Als die Person im Jahr 2008 60 wurde, beantragte sie die staatliche Ruhestandsrente. Diese wurde ihr allerdings versagt mit der Begründung, ihre Geschlechtsumwandlung sei nicht offiziell anerkannt. Somit könne man sie auch in Bezug auf die Rente nicht als Frau behandeln. Problem der Anerkennung war die weiter bestehende Ehe: Nach damaligem britischem Recht hätte diese zunächst für ungültig erklärt werden müssen, bevor die Geschlechtsänderung hätte bescheinigt werden können.
EuGH: Altersarmut kann auch Transsexuelle treffen
Hiergegen wehrte sich die Person schließlich vor den britischen Gerichten, ehe sich der Oberste Gerichtshof des Vereinigten Königreichs veranlasst sah, die Frage dem EuGH vorzulegen. Dieser stellte dazu nun nüchtern fest: Transgender würden durch die damalige Regelung anders beurteilt als Personen, die bei gleichbleibendem Geschlecht in einer Ehe lebten.
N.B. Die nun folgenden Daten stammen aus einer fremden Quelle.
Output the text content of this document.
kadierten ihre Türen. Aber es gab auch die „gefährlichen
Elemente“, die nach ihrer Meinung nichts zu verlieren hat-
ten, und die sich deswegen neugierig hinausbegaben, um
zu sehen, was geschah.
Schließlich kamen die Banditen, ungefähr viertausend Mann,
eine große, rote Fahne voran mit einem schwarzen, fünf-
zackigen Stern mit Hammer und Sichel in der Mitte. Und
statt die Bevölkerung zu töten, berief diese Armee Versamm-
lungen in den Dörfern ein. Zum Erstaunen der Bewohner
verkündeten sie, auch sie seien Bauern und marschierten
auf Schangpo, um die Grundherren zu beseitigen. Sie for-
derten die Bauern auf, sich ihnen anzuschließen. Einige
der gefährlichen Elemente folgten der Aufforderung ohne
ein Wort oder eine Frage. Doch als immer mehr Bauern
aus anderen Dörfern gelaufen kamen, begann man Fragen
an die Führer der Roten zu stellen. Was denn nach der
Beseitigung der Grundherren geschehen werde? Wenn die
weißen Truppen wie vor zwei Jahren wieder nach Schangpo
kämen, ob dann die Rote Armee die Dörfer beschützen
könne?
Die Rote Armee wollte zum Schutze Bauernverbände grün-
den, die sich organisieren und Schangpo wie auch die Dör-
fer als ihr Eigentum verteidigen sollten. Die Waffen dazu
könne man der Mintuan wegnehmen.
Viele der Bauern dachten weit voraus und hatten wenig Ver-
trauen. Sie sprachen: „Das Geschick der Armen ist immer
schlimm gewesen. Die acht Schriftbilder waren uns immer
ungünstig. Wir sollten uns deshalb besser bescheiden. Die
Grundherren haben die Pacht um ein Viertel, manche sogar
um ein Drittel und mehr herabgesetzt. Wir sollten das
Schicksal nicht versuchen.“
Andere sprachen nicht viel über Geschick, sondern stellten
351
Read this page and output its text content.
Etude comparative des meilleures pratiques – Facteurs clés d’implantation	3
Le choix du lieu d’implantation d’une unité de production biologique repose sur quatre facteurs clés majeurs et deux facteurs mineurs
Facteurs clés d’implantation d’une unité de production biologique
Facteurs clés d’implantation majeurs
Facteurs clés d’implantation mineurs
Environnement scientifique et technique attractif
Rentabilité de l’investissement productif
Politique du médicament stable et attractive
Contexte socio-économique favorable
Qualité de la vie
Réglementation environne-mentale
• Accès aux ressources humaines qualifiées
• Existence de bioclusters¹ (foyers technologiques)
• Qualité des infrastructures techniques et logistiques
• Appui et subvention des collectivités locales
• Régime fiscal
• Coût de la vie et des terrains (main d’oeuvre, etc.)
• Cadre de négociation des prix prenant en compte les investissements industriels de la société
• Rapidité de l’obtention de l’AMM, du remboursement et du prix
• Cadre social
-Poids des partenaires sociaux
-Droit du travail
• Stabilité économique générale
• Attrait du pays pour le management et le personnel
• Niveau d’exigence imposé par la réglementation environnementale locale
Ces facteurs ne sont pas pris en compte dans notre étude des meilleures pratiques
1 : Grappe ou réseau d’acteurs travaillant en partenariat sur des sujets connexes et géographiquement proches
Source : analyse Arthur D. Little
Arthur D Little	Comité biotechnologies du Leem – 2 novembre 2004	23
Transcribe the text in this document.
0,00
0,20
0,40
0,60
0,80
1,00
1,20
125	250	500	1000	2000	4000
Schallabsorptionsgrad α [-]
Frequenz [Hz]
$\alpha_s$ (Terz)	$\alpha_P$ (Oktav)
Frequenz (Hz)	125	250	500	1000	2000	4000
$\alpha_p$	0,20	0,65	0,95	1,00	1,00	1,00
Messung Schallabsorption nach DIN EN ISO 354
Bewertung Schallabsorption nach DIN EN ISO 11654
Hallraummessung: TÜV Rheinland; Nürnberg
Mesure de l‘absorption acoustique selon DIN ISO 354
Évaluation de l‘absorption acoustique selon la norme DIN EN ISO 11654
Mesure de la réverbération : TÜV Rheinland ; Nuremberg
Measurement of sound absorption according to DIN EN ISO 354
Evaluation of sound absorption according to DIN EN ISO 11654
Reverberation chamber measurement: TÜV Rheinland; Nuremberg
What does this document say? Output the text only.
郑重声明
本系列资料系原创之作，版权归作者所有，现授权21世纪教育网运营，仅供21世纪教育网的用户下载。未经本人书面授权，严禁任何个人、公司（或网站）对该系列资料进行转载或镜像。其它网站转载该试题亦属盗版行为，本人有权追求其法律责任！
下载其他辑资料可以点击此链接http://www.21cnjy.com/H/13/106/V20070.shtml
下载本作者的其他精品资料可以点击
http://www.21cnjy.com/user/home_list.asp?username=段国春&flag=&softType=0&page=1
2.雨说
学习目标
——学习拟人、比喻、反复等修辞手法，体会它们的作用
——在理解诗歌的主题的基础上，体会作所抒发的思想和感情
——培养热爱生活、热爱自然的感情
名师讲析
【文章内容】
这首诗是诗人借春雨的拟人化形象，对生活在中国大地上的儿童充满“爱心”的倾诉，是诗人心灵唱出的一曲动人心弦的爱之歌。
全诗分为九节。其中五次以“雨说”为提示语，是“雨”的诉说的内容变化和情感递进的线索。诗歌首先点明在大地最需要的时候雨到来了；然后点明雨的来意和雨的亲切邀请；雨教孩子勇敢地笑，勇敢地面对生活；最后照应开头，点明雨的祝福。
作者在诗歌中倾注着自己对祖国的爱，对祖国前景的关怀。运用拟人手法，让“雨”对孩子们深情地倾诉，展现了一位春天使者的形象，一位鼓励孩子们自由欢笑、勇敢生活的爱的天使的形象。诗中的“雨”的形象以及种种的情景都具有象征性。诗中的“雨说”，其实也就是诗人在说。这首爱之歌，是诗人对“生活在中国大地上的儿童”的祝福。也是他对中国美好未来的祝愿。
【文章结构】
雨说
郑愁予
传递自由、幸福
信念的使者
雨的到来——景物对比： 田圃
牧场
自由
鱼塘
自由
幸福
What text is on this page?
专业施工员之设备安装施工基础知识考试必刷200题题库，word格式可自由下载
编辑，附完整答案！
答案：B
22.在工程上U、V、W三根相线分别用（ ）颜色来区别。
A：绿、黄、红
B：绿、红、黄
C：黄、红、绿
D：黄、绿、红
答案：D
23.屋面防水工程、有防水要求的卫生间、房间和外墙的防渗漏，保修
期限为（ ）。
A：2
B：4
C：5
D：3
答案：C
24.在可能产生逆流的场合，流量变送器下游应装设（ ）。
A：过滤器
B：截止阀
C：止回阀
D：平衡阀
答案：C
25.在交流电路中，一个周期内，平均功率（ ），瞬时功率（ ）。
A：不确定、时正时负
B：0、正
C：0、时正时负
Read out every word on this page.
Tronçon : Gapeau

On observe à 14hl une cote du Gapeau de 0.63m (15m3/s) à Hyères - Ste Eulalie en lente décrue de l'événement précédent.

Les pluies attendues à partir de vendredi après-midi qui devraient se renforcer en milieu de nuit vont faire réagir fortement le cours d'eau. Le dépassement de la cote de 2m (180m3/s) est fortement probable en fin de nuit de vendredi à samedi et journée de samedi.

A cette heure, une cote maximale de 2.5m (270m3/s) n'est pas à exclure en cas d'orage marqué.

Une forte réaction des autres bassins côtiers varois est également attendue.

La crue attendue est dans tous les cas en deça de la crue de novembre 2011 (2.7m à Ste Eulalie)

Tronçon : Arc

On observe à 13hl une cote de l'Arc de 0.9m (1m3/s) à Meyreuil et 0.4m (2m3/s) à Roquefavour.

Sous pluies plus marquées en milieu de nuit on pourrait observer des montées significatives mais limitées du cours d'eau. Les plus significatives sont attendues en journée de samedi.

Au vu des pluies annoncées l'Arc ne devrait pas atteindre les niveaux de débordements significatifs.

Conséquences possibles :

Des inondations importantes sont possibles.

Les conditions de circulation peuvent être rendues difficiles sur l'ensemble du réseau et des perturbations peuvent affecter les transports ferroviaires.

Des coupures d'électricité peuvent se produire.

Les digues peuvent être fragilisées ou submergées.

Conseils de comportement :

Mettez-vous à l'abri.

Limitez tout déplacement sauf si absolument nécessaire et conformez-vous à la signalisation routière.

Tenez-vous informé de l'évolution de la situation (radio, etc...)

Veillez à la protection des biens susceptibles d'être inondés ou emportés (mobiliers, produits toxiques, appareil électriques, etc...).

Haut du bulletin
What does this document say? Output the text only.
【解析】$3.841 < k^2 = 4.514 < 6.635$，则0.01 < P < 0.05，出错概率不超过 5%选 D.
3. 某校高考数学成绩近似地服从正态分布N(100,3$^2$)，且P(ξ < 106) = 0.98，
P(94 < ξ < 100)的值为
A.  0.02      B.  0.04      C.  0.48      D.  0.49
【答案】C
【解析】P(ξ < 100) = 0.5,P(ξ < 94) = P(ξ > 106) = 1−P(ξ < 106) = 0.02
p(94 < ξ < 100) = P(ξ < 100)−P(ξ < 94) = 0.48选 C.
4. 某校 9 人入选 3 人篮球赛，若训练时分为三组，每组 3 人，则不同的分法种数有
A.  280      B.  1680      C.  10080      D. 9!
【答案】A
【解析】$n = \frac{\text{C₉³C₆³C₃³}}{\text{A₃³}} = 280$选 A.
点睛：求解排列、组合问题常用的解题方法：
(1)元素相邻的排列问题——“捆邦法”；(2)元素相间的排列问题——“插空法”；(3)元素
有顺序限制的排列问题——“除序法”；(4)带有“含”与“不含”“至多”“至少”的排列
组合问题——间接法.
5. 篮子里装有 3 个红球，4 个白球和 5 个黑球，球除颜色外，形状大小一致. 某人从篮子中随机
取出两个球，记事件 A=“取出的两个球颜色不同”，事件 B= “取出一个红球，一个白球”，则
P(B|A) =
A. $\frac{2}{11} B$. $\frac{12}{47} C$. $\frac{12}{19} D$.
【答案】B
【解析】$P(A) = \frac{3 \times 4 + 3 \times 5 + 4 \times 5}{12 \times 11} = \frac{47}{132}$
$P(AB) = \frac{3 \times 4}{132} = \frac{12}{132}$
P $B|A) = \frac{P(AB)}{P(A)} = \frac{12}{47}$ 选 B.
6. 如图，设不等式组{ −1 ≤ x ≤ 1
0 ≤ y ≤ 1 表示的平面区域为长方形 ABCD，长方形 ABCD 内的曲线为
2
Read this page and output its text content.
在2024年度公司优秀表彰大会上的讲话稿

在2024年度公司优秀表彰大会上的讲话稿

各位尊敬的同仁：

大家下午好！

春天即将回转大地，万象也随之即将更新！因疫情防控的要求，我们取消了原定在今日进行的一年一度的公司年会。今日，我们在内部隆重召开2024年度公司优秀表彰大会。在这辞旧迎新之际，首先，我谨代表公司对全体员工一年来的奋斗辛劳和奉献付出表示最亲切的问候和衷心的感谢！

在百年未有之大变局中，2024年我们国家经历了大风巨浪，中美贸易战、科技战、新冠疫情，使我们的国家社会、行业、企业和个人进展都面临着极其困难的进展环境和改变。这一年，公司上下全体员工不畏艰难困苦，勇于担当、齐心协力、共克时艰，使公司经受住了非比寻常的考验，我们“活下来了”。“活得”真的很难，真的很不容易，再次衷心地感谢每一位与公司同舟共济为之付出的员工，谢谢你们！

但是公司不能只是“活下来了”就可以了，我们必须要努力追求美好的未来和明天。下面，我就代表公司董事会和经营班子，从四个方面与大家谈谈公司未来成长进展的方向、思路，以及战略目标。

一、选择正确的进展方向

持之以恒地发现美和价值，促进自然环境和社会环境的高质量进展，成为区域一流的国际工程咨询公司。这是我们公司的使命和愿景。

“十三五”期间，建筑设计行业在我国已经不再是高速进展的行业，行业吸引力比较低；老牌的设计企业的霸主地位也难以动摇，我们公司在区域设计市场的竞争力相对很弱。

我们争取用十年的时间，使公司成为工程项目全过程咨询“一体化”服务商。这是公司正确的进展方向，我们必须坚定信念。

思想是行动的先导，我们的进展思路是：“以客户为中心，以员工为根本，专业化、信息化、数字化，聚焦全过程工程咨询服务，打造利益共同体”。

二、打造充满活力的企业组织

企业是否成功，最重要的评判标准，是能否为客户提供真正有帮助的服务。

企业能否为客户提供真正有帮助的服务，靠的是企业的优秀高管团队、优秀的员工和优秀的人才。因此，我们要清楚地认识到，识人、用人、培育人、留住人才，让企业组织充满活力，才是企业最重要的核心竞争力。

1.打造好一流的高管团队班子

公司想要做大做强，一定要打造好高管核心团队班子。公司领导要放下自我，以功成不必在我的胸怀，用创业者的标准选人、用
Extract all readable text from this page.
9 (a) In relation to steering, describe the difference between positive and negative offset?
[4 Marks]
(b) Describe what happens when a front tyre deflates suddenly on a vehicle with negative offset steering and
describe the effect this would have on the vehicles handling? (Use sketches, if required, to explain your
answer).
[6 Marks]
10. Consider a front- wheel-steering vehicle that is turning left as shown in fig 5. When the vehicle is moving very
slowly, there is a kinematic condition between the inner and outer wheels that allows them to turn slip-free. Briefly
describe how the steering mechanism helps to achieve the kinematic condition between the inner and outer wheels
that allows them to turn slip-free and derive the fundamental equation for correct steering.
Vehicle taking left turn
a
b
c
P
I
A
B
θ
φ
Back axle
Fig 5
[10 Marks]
Einen sachlichen Grund dafür vermochte man in Luxemburg nicht zu erkennen. Die Funktion der gesetzlichen Rente, gegen das Risiko von Armut im Alter zu schützen, sahen die Richter als universell an. Transsexuelle seien davon schließlich gleichermaßen betroffen wie nicht-transsexuelle Personen.
Die frühere Regelung, welche für eine Geschlechtsänderung die Ungültigerklärung der Ehe gefordert hatte, habe das Ziel verfolgt, homosexuelle Ehen zu vermeiden. Das habe aber nichts mit dem Rentensystem zu tun, weshalb dies auch nicht als Grund herhalten könne, so die Richter.
Die vorliegende Konstellation sei damit ein Fall für die EU-Richtlinie 79/7/EWG von 1978 zur schrittweisen Verwirklichung des Grundsatzes der Gleichbehandlung von Männern und Frauen im Bereich der sozialen Sicherheit. Diese sei auch dann anwendbar, wenn die Diskriminierung ihre Ursache in einer Geschlechtsumwandlung des Betroffenen habe. Es handele sich somit um eine verbotene Diskriminierung.